Seth had watched the graduation from a safe and non-trespassing location. When he got home he found a small torn piece of a newspaper stuck in the crack of his front door. Two words printed on one side, ‘I’m sorry.’

He didn’t recognize the hand writing, in fact he couldn’t remember the last time he had seen actual hand written anything. That was smart of the sender, it would be harder to track hand writing than a computer generated message. Probably from Jack, Seth thought.

It was time to come up with a plan. Seth knew he couldn’t sit around in his apartment forever, he was starting to run out of rent money for one thing. As far as he could tell, none of his newly acquired ill-repute extended beyond the University or AeroTech. It was time to find a job.

A week later Seth found himself in a Marine Corps officer recruiting seminar. By the end of the presentation Seth knew what he wanted to do. He didn’t think he’d ever be able to find out what had happened to the fighter crew or why, but maybe he could make a difference somewhere so it wouldn’t happen again.

And who knows, he thought, maybe one day he would be able to walk up to Gunnery Sergeant Mike O’Connor’s widow and show her proof that her husband didn’t cause the fatal accident that day. Maybe he would some day be able to give her that simple piece of mind.


Somewhere inside the Coalition Strategic Operations Command Center:

As the intelligence officer was perusing his morning emails, his monitor lit up with an emergency flash traffic message. A keyword search had hit the monitoring station just over eight seconds ago.

After checking the message he verified its contents, then opened the protocols database and matched the protocol on the keyword search with the one in the database. The protocols database match showed that the target of the keyword had a priority cancellation order. It also showed that this particular protocol couldn’t be enacted without verbal confirmation from the General.

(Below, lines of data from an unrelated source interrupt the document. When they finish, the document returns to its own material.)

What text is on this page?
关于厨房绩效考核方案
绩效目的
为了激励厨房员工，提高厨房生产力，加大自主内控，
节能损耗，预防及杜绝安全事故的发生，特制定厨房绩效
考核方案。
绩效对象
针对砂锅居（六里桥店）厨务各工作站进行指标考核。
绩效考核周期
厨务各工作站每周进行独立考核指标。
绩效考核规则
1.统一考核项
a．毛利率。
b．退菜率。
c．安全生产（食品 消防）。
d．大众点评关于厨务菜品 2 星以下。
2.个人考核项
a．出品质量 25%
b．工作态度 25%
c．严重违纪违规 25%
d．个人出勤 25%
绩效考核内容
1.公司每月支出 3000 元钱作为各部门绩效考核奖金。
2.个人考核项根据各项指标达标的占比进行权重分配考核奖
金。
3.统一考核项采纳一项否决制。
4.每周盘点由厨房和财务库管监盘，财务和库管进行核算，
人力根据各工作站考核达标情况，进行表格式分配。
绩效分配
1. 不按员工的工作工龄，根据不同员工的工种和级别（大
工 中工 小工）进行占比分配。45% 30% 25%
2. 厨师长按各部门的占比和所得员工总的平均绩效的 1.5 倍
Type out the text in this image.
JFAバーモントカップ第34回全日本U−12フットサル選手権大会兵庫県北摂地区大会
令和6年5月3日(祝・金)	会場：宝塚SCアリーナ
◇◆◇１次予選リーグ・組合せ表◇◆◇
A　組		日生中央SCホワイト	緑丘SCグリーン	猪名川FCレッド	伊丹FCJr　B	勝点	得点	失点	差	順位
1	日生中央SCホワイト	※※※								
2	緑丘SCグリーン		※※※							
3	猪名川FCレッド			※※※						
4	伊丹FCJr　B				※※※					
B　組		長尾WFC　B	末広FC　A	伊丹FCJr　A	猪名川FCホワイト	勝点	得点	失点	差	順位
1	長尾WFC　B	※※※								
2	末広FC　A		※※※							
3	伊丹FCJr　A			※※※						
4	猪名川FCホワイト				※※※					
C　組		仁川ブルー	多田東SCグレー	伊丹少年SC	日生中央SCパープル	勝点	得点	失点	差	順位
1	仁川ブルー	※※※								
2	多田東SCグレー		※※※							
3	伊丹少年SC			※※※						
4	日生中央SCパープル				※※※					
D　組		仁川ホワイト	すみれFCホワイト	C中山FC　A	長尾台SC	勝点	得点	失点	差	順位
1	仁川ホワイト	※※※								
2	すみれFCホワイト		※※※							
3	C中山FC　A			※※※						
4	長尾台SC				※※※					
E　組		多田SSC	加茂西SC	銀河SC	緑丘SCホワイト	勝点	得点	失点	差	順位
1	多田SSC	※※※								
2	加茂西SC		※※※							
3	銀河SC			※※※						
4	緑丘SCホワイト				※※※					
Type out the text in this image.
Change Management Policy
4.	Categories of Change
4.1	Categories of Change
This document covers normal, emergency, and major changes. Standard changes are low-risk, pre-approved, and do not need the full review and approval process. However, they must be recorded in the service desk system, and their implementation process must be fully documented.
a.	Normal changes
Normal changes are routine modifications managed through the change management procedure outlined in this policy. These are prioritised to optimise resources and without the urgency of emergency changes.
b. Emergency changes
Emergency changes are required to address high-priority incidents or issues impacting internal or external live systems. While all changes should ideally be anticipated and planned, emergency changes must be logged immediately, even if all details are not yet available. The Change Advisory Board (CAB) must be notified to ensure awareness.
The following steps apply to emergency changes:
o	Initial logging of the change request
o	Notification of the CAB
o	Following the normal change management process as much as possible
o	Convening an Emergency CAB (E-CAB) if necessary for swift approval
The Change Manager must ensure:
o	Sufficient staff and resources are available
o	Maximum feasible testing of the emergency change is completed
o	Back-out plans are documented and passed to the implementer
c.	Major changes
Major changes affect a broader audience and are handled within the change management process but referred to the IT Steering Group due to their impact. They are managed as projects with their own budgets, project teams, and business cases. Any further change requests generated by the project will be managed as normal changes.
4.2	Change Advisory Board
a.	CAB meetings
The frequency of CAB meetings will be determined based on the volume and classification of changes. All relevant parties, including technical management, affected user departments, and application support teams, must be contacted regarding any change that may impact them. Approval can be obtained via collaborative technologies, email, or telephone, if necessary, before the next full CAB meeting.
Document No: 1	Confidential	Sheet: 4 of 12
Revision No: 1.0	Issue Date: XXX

The Captain contacted the General through a secure video link. “Good morning sir, I hope you’re not busy.”

The General was eating his breakfast. “Not at all Joe. How are things in your section?”

“Good sir, thank you for asking.” The Captain tapped a few keys on his console. “I’m sending you a FlashComm I just received a few moments ago. The protocols database lists the subject for cancellation but it also requires a verbal confirmation from you sir. In fact, it looks like you authored this specific protocol yourself.”

The General pushed his breakfast aside so he could use both hands on the computer. “Indeed I did Joe, indeed I did.” He read further down the message. “Well that’s a very unexpected turn, but for the better I’d say. It looks like Seth has dropped his quest for the truth in order to serve the greater good and join the Marine Corps.”

“Yes sir.” The Captain had no idea what this was about and most likely never would. He would just do his part and that part was dependent on whatever the General told him to do next. “When he signed up for Officer Candidate School, his name hit the keyword database and was flagged as an ‘Important Event’. I’m guessing it was because he signed up for the service, had he laid low and got a job with your average tech company, I don’t think he would’ve been flagged.”

“You’re probably right Joe.” The General made a few entries on his console and Seth’s file disappeared from both his screen and the Captain’s. “I’m having lunch next week near your office. My assistant will give you the details. It would be great to see you in person. Keep up the good work son.” The General ended the call ended without waiting for a response.

With the file vanishing from the keyword database, the Captain had his answer; do nothing. The Captain took a quick look at his schedule for the following week. It looked pretty clear, that would make things easier.

Another flash traffic message came through to his desk. Not related to the first one and this one had a cancellation notice that didn’t require secondary confirmations. Who was next on the list? Ralph was up in the rotation, time to put him to work.

The audio-only line went green showing a connection, “Hey Ralph! Thanks for the theatre tickets, my wife and daughter loved the show. I hope you don’t have plans for the weekend, I have a job for you. Ready for the info?”